Fairuse image usage on BLP at id.wikipedia

import pywikibot
import time
site = pywikibot.Site('id', 'wikipedia')

Load list of fairuse images

Notes:

  • List generated from PetScan: link
  • "fairuse.txt" contains around 30k lines of text, each line is the name of file
fileList = []
with open("fairuse.txt") as f:
    for line in f:
        if (len(line) > 1):
            fileList.append(line)

Find out list of articles that uses these files

pageList = []
# Warning! Long running script!
for fileName in fileList:
    file = pywikibot.FilePage(site, fileName)
    pageList += [(page, fileName) for page in site.imageusage(file, namespaces=0)]
print(len(pageList))
44960
## (optional) save this list, so we could revisit this list later on
with open("fairuse-usage2.txt", "w") as f:
    f.write("\n".join([page.title() + ',' + fileName for page, fileName in pageList]))

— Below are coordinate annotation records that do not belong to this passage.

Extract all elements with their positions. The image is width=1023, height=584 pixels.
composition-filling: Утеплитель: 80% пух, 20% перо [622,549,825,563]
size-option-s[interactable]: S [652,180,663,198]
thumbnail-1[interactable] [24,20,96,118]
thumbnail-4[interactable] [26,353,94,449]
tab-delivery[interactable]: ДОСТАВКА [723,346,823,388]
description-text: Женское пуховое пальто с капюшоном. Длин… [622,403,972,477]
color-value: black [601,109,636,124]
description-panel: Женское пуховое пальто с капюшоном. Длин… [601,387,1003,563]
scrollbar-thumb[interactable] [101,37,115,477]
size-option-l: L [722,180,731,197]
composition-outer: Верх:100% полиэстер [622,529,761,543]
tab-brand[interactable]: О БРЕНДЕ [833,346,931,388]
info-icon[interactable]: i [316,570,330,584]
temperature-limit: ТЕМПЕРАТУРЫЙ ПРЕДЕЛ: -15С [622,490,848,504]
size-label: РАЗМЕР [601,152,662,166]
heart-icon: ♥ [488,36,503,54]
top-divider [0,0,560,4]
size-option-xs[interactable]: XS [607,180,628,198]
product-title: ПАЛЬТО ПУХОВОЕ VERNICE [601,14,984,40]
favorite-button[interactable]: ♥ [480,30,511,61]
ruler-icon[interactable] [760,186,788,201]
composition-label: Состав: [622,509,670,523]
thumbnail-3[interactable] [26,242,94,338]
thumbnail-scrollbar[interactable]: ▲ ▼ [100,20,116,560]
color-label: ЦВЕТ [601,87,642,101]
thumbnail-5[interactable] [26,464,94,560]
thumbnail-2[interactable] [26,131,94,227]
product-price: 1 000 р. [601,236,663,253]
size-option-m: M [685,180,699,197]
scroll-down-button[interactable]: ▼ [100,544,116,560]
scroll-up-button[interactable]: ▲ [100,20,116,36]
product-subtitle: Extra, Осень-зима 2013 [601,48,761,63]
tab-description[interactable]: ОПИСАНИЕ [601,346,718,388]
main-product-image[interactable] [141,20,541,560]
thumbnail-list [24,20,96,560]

Find out list of categories these articles are in, find those inside "BLP" category

blpList = set()
# Another warning! Very slow script! Due to huge amount of API requests needed
for page, fileName in pageList:
    categories = site.pagecategories(page)
    for category in categories:
        if category.title(withNamespace=False).startswith("Orang hidup"):
            blpList.add((fileName, page, category))
print(len(blpList))
2847
# Print out one example
for fileName, page, category in blpList:
    print(fileName.strip(), page.title(), category.title())
    break
Berkas:Tjetjep-Muchtar-Solehbptcianjur.jpg Tjetjep Muchtar Soleh Kategori:Orang hidup berusia 64
with open("fairuse-blp3.txt", "w") as f:
    f.write("\n".join([fileName.strip() + ',' + page.title() + ',' + category.title() for fileName, page, category in blpList]))